Vor nunmehr zwanzig Jahren steckte ich mitten in meiner Ausbildung zum Bankkaufmann. Ich lernte bei einer regionalen Privatbank, trug Motivkrawatten und Pepita-Sackos und Nachhaltigkeit war für mich noch ein Begriff ohne echten Inhalt. Abenteuerlust war nicht so meins und mein persönlicher Horizont erstreckte sich von Südschweden bis Norditalien, von der holländischen Nordseeküste bis nach Prag. Doch dann erhielt ich eine Einladung, die mein Leben und meine Haltung zu den Menschen und Dingen fundamental verändern sollte.
Ich wurde gefragt, ob ich nicht Lust hätte, eine Reise nach Bangladesch zu machen.
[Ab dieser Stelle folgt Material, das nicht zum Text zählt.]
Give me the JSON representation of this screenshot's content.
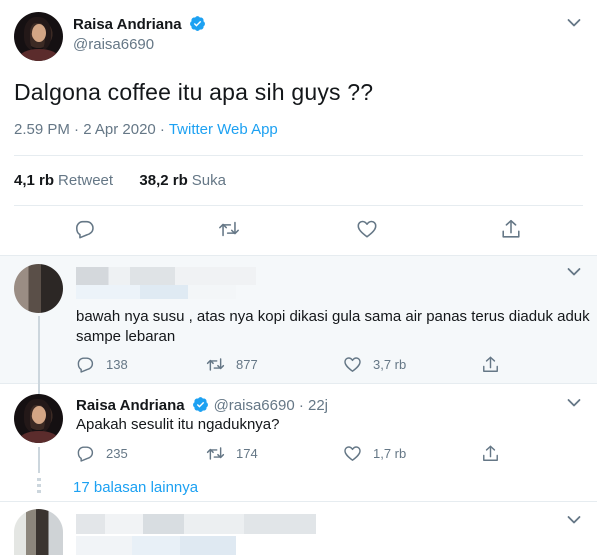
{
  "main_tweet": {
    "display_name": "Raisa Andriana",
    "handle": "@raisa6690",
    "text": "Dalgona coffee itu apa sih guys ??",
    "time": "2.59 PM · 2 Apr 2020 · ",
    "app": "Twitter Web App",
    "retweets_count": "4,1 rb",
    "retweets_label": "Retweet",
    "likes_count": "38,2 rb",
    "likes_label": "Suka"
  },
  "replies": [
    {
      "text_line1": "bawah nya susu , atas nya kopi dikasi gula sama air panas terus diaduk aduk",
      "text_line2": "sampe lebaran",
      "reply_count": "138",
      "retweet_count": "877",
      "like_count": "3,7 rb"
    },
    {
      "display_name": "Raisa Andriana",
      "handle": "@raisa6690 · 22j",
      "text": "Apakah sesulit itu ngaduknya?",
      "reply_count": "235",
      "retweet_count": "174",
      "like_count": "1,7 rb"
    }
  ],
  "more_replies": "17 balasan lainnya",
  "colors": {
    "accent": "#1da1f2",
    "secondary_text": "#657786",
    "highlight_bg": "#f5f8fa"
  },
  "icons": [
    "verified-badge-icon",
    "chevron-down-icon",
    "reply-icon",
    "retweet-icon",
    "like-icon",
    "share-icon"
  ]
}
Für jemanden, der bis zu seinem zwanzigsten Geburtstag lediglich einmal mit einem Segelflieger über die Maare der Eifel geflogen war, allein wegen des aufregend langen Fluges schon ein verlockendes Angebot. Ich ahnte nicht im geringsten, was mich vor Ort erwarten würde. Das, was ich dort zu sehen bekam, veränderte mich fundamental. Ich sah blanke Armut, nackte Not und Elend in ungeahntem Ausmaß. Nach nur zehn Tagen Bangladesch kam ich als anderer Mensch zurück. Ich konnte mir auf einmal nicht mehr vorstellen, je wieder in einer Bank zu arbeiten.
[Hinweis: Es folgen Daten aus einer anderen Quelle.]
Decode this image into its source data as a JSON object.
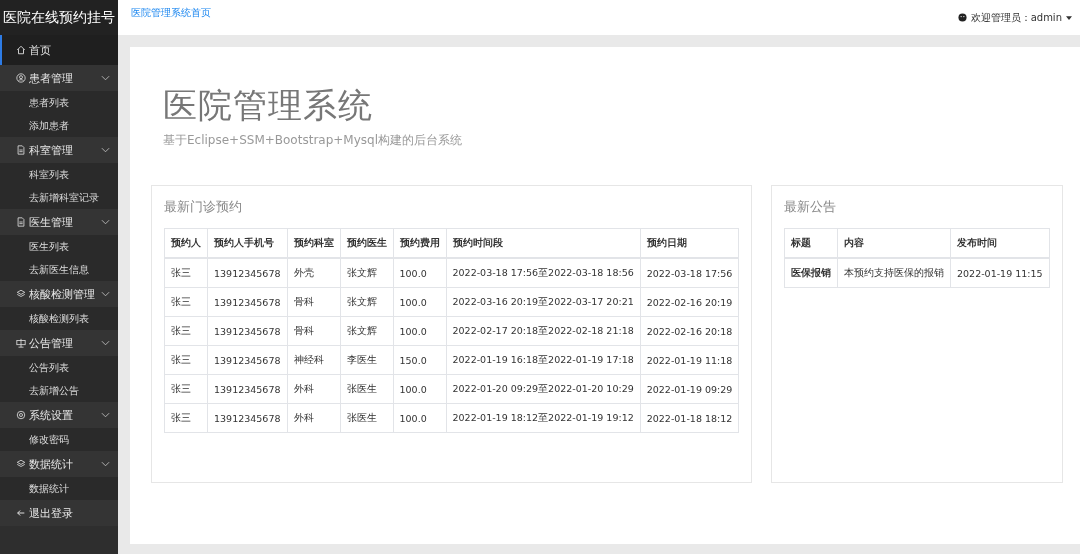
{
  "sidebar": {
    "brand": "医院在线预约挂号",
    "items": [
      {
        "kind": "link",
        "label": "首页",
        "selected": true
      },
      {
        "kind": "group",
        "label": "患者管理",
        "expanded": true,
        "children": [
          {
            "label": "患者列表"
          },
          {
            "label": "添加患者"
          }
        ]
      },
      {
        "kind": "group",
        "label": "科室管理",
        "expanded": true,
        "children": [
          {
            "label": "科室列表"
          },
          {
            "label": "去新增科室记录"
          }
        ]
      },
      {
        "kind": "group",
        "label": "医生管理",
        "expanded": true,
        "children": [
          {
            "label": "医生列表"
          },
          {
            "label": "去新医生信息"
          }
        ]
      },
      {
        "kind": "group",
        "label": "核酸检测管理",
        "expanded": true,
        "children": [
          {
            "label": "核酸检测列表"
          }
        ]
      },
      {
        "kind": "group",
        "label": "公告管理",
        "expanded": true,
        "children": [
          {
            "label": "公告列表"
          },
          {
            "label": "去新增公告"
          }
        ]
      },
      {
        "kind": "group",
        "label": "系统设置",
        "expanded": true,
        "children": [
          {
            "label": "修改密码"
          }
        ]
      },
      {
        "kind": "group",
        "label": "数据统计",
        "expanded": true,
        "children": [
          {
            "label": "数据统计"
          }
        ]
      },
      {
        "kind": "link",
        "label": "退出登录",
        "selected": false
      }
    ]
  },
  "header": {
    "breadcrumb": "医院管理系统首页",
    "user": "欢迎管理员：admin"
  },
  "hero": {
    "title": "医院管理系统",
    "subtitle": "基于Eclipse+SSM+Bootstrap+Mysql构建的后台系统"
  },
  "appointments": {
    "title": "最新门诊预约",
    "columns": [
      "预约人",
      "预约人手机号",
      "预约科室",
      "预约医生",
      "预约费用",
      "预约时间段",
      "预约日期"
    ],
    "rows": [
      [
        "张三",
        "13912345678",
        "外壳",
        "张文辉",
        "100.0",
        "2022-03-18 17:56至2022-03-18 18:56",
        "2022-03-18 17:56"
      ],
      [
        "张三",
        "13912345678",
        "骨科",
        "张文辉",
        "100.0",
        "2022-03-16 20:19至2022-03-17 20:21",
        "2022-02-16 20:19"
      ],
      [
        "张三",
        "13912345678",
        "骨科",
        "张文辉",
        "100.0",
        "2022-02-17 20:18至2022-02-18 21:18",
        "2022-02-16 20:18"
      ],
      [
        "张三",
        "13912345678",
        "神经科",
        "李医生",
        "150.0",
        "2022-01-19 16:18至2022-01-19 17:18",
        "2022-01-19 11:18"
      ],
      [
        "张三",
        "13912345678",
        "外科",
        "张医生",
        "100.0",
        "2022-01-20 09:29至2022-01-20 10:29",
        "2022-01-19 09:29"
      ],
      [
        "张三",
        "13912345678",
        "外科",
        "张医生",
        "100.0",
        "2022-01-19 18:12至2022-01-19 19:12",
        "2022-01-18 18:12"
      ]
    ]
  },
  "notices": {
    "title": "最新公告",
    "columns": [
      "标题",
      "内容",
      "发布时间"
    ],
    "rows": [
      [
        "医保报销",
        "本预约支持医保的报销",
        "2022-01-19 11:15"
      ]
    ]
  }
}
Und heute? Heute arbeite ich doch wieder bei einer Bank, der GLS Bank. Und das sogar von Herzen gern. Heute arbeite ich jeden Tag mit Leidenschaft daran, Menschen davon zu überzeugen, Kundin, Kunde oder gar Mitglied bei dieser Bank zu werden. Eine Entwicklung vom Saulus zum Paulus und wieder zurück? Mitnichten. Denn die GLS Bank ist eine andere Bank. Eine Bank, bei der wir bewusst darauf schauen, wie und wo und durch wen die angelegten Gelder wirken und Sinn stiften. Eine Bank, die offenlegt, wo und wie die angelegten Gelder ihrer Kundinnen und Kunden wirken. Eine Bank, die klar definiert, was sie will und was sie nicht will. Eine Bank, von der ich denke, sie müsste außer mir noch so viele andere Menschen begeistern. Schließlich steht der Sinn und nicht der Gewinn im Mittelpunkt.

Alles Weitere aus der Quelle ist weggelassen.